FP: How did you come to write such an exhaustive history, which I gather you spent the better part of the last decade on?

JK: I’ve always been fascinated by the Cold War, all aspects of it. And at Yale University, I was fortunate to study under John Lewis Gaddis, the dean of Cold War historians, who is [former U.S. diplomat] George Kennan’s biographer and taught a class in writing biography. We were assigned to write about anyone whose papers were held in the Yale archives. I decided to write mine on Larry Kramer, a very cantankerous but a great figure in U.S. history.

Larry was obsessed with the gay history of Washington, where there have been gay people forever and they haven’t been acknowledged.
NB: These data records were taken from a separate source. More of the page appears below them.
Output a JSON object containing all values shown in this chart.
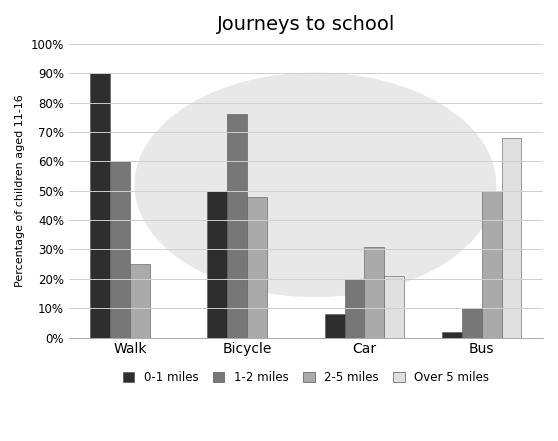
{
  "title": "Journeys to school",
  "ylabel": "Percentage of children aged 11-16",
  "categories": [
    "Walk",
    "Bicycle",
    "Car",
    "Bus"
  ],
  "series": {
    "0-1 miles": [
      90,
      50,
      8,
      2
    ],
    "1-2 miles": [
      60,
      76,
      20,
      10
    ],
    "2-5 miles": [
      25,
      48,
      31,
      50
    ],
    "Over 5 miles": [
      0,
      0,
      21,
      68
    ]
  },
  "colors": {
    "0-1 miles": "#2e2e2e",
    "1-2 miles": "#777777",
    "2-5 miles": "#aaaaaa",
    "Over 5 miles": "#e0e0e0"
  },
  "ylim": [
    0,
    100
  ],
  "yticks": [
    0,
    10,
    20,
    30,
    40,
    50,
    60,
    70,
    80,
    90,
    100
  ],
  "ytick_labels": [
    "0%",
    "10%",
    "20%",
    "30%",
    "40%",
    "50%",
    "60%",
    "70%",
    "80%",
    "90%",
    "100%"
  ],
  "bar_width": 0.17,
  "legend_labels": [
    "0-1 miles",
    "1-2 miles",
    "2-5 miles",
    "Over 5 miles"
  ],
  "background_color": "#ffffff",
  "watermark_fill": "#e8e8e8",
  "grid_color": "#d0d0d0",
  "title_fontsize": 14,
  "ylabel_fontsize": 8,
  "tick_fontsize": 8.5,
  "legend_fontsize": 8.5
}
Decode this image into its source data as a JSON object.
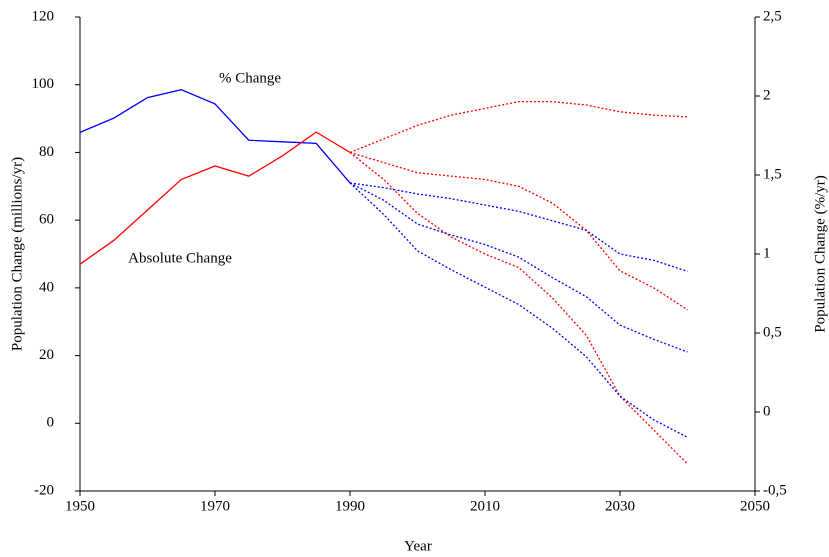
{
  "chart_data": {
    "type": "line",
    "xlabel": "Year",
    "ylabel": "Population Change (millions/yr)",
    "y2label": "Population Change (%/yr)",
    "xlim": [
      1950,
      2050
    ],
    "xticks": [
      1950,
      1970,
      1990,
      2010,
      2030,
      2050
    ],
    "ylim": [
      -20,
      120
    ],
    "yticks": [
      -20,
      0,
      20,
      40,
      60,
      80,
      100,
      120
    ],
    "y2lim": [
      -0.5,
      2.5
    ],
    "y2ticks": [
      {
        "value": -0.5,
        "label": "-0,5"
      },
      0,
      {
        "value": 0.5,
        "label": "0,5"
      },
      1,
      {
        "value": 1.5,
        "label": "1,5"
      },
      2,
      {
        "value": 2.5,
        "label": "2,5"
      }
    ],
    "series": [
      {
        "name": "% Change",
        "color": "#0000ff",
        "axis": "y2",
        "line_style": "solid",
        "x": [
          1950,
          1955,
          1960,
          1965,
          1970,
          1975,
          1980,
          1985,
          1990
        ],
        "values": [
          1.77,
          1.86,
          1.99,
          2.04,
          1.95,
          1.72,
          1.71,
          1.7,
          1.45
        ]
      },
      {
        "name": "Absolute Change",
        "color": "#ff0000",
        "line_style": "solid",
        "x": [
          1950,
          1955,
          1960,
          1965,
          1970,
          1975,
          1980,
          1985,
          1990
        ],
        "values": [
          47,
          54,
          63,
          72,
          76,
          73,
          79,
          86,
          80
        ]
      },
      {
        "color": "#ff0000",
        "line_style": "dotted",
        "x": [
          1990,
          1995,
          2000,
          2005,
          2010,
          2015,
          2020,
          2025,
          2030,
          2035,
          2040
        ],
        "values": [
          80,
          84,
          88,
          91,
          93,
          95,
          95,
          94,
          92,
          91,
          90.5
        ]
      },
      {
        "color": "#ff0000",
        "line_style": "dotted",
        "x": [
          1990,
          1995,
          2000,
          2005,
          2010,
          2015,
          2020,
          2025,
          2030,
          2035,
          2040
        ],
        "values": [
          80,
          77,
          74,
          73,
          72,
          70,
          65,
          57,
          45,
          40,
          33.5
        ]
      },
      {
        "color": "#ff0000",
        "line_style": "dotted",
        "x": [
          1990,
          1995,
          2000,
          2005,
          2010,
          2015,
          2020,
          2025,
          2030,
          2035,
          2040
        ],
        "values": [
          80,
          72,
          62,
          55,
          50,
          46,
          37,
          26,
          8,
          -2,
          -12
        ]
      },
      {
        "color": "#0000ff",
        "axis": "y2",
        "line_style": "dotted",
        "x": [
          1990,
          1995,
          2000,
          2005,
          2010,
          2015,
          2020,
          2025,
          2030,
          2035,
          2040
        ],
        "values": [
          1.45,
          1.42,
          1.38,
          1.35,
          1.31,
          1.27,
          1.21,
          1.15,
          1.0,
          0.96,
          0.89
        ]
      },
      {
        "color": "#0000ff",
        "axis": "y2",
        "line_style": "dotted",
        "x": [
          1990,
          1995,
          2000,
          2005,
          2010,
          2015,
          2020,
          2025,
          2030,
          2035,
          2040
        ],
        "values": [
          1.45,
          1.34,
          1.19,
          1.12,
          1.06,
          0.98,
          0.85,
          0.73,
          0.55,
          0.46,
          0.38
        ]
      },
      {
        "color": "#0000ff",
        "axis": "y2",
        "line_style": "dotted",
        "x": [
          1990,
          1995,
          2000,
          2005,
          2010,
          2015,
          2020,
          2025,
          2030,
          2035,
          2040
        ],
        "values": [
          1.45,
          1.25,
          1.02,
          0.9,
          0.79,
          0.68,
          0.53,
          0.35,
          0.1,
          -0.05,
          -0.16
        ]
      }
    ]
  }
}
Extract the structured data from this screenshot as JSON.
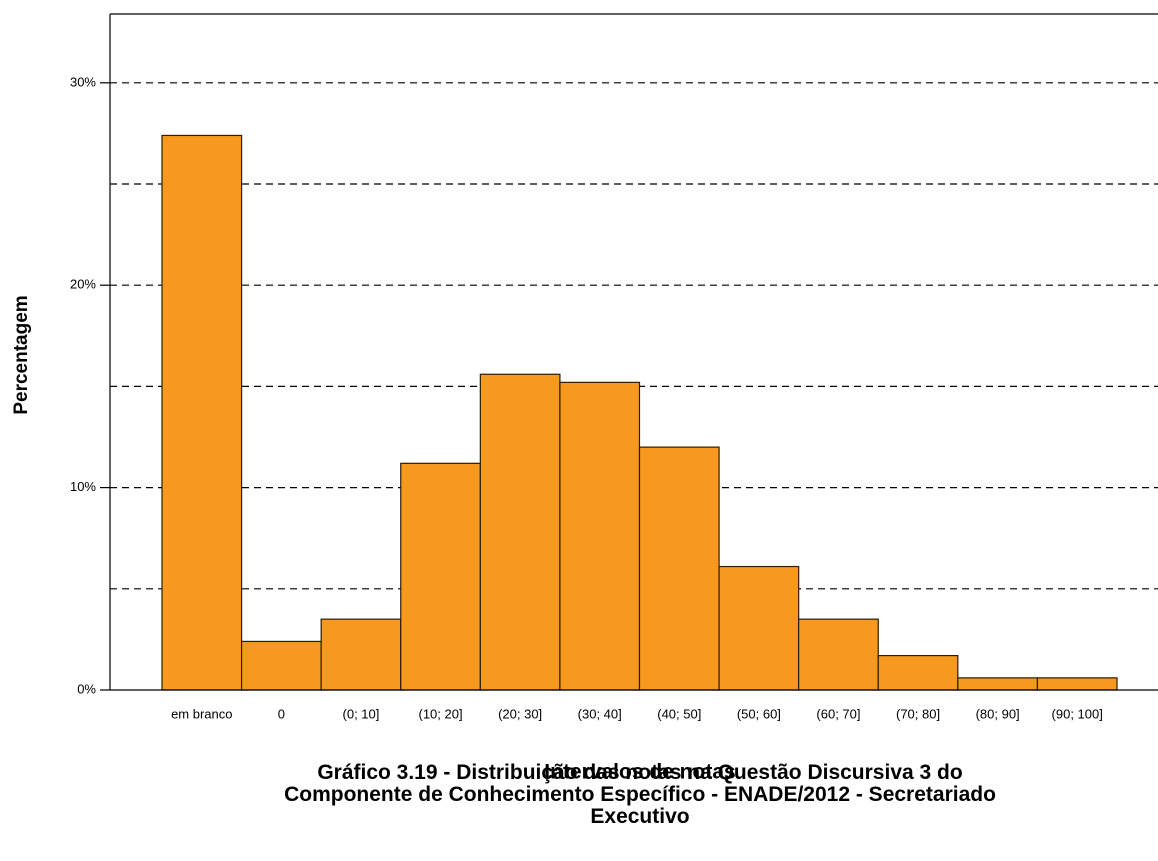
{
  "chart_data": {
    "type": "bar",
    "x_label": "Intervalos de notas",
    "y_label": "Percentagem",
    "caption": "Gráfico 3.19 - Distribuição das notas na Questão Discursiva 3 do Componente de Conhecimento Específico - ENADE/2012 - Secretariado Executivo",
    "categories": [
      "em branco",
      "0",
      "(0; 10]",
      "(10; 20]",
      "(20; 30]",
      "(30; 40]",
      "(40; 50]",
      "(50; 60]",
      "(60; 70]",
      "(70; 80]",
      "(80; 90]",
      "(90; 100]"
    ],
    "values": [
      27.4,
      2.4,
      3.5,
      11.2,
      15.6,
      15.2,
      12.0,
      6.1,
      3.5,
      1.7,
      0.6,
      0.6
    ],
    "color": "#f7991f",
    "ylim": [
      0,
      33.4
    ],
    "yticks": [
      {
        "value": 0,
        "label": "0%"
      },
      {
        "value": 10,
        "label": "10%"
      },
      {
        "value": 20,
        "label": "20%"
      },
      {
        "value": 30,
        "label": "30%"
      }
    ],
    "minor_gridlines": [
      5,
      15,
      25
    ],
    "grid": true
  }
}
Washington is a very gay city. The more reading I did, the more I realized it’s always been a very gay city. Statistically, I think it has the highest percentage of self-identified LGBT people.

FP: Why is that, do you think?

JK: Anyone who lives here, you realize it, particularly on Capitol Hill. I talk about the “best little boy in the world” syndrome. [Closeted] gay men in particular, because they’re not pursuing women and are trying to overcompensate for their secret, throw all their energy into extracurricular activities, homework, into pleasing teachers and authority figures. And that was true of me: I was the best little boy, and so were many friends of mine. And those are the sorts of skills that prepare you well for a career in Washington.

There’s a line in the book where I say Washington is simultaneously the gayest and the anti-gayest city in America. Because it demands these skills: discretion, loyalty, a willingness to work 18-hour days, to be available for your boss at the drop of a hat. And as the closet recedes, the whole “best little boy in the world” thing is becoming less of a phenomenon.

So for the period I’m writing about, it brings a lot of these gay people into Washington and yet, at the same time, that’s the tragedy, the paradox: It’s very anti-gay. You couldn’t be openly gay in Washington in the period I’m writing about the same way you could be in New York. In the 1960s, you could be an openly gay person in New York: the fashion world, theater, all sorts of creative industries. San Francisco becomes a gay mecca in the 1970s.

But you couldn’t be an openly gay person in Washington—not until 1975, really, when the Civil Service Commission lifted its ban on gay people. Only in certain right-wing milieus is it still not acceptable. But beyond that, being gay is no longer a problem in the vast majority of institutions of the city.

FP: To the point where a gay person could become president?

JK: Yes. Most gay people would have said a couple of years ago that they never would have imagined a gay candidate like Pete Buttigieg ascending to the prominence that he did. And this change, acceptance of homosexuality, has been so fast that it really is the most rapid and dramatic change of really any social issue that pollsters have recorded. Will I see a gay president in my lifetime? Absolutely.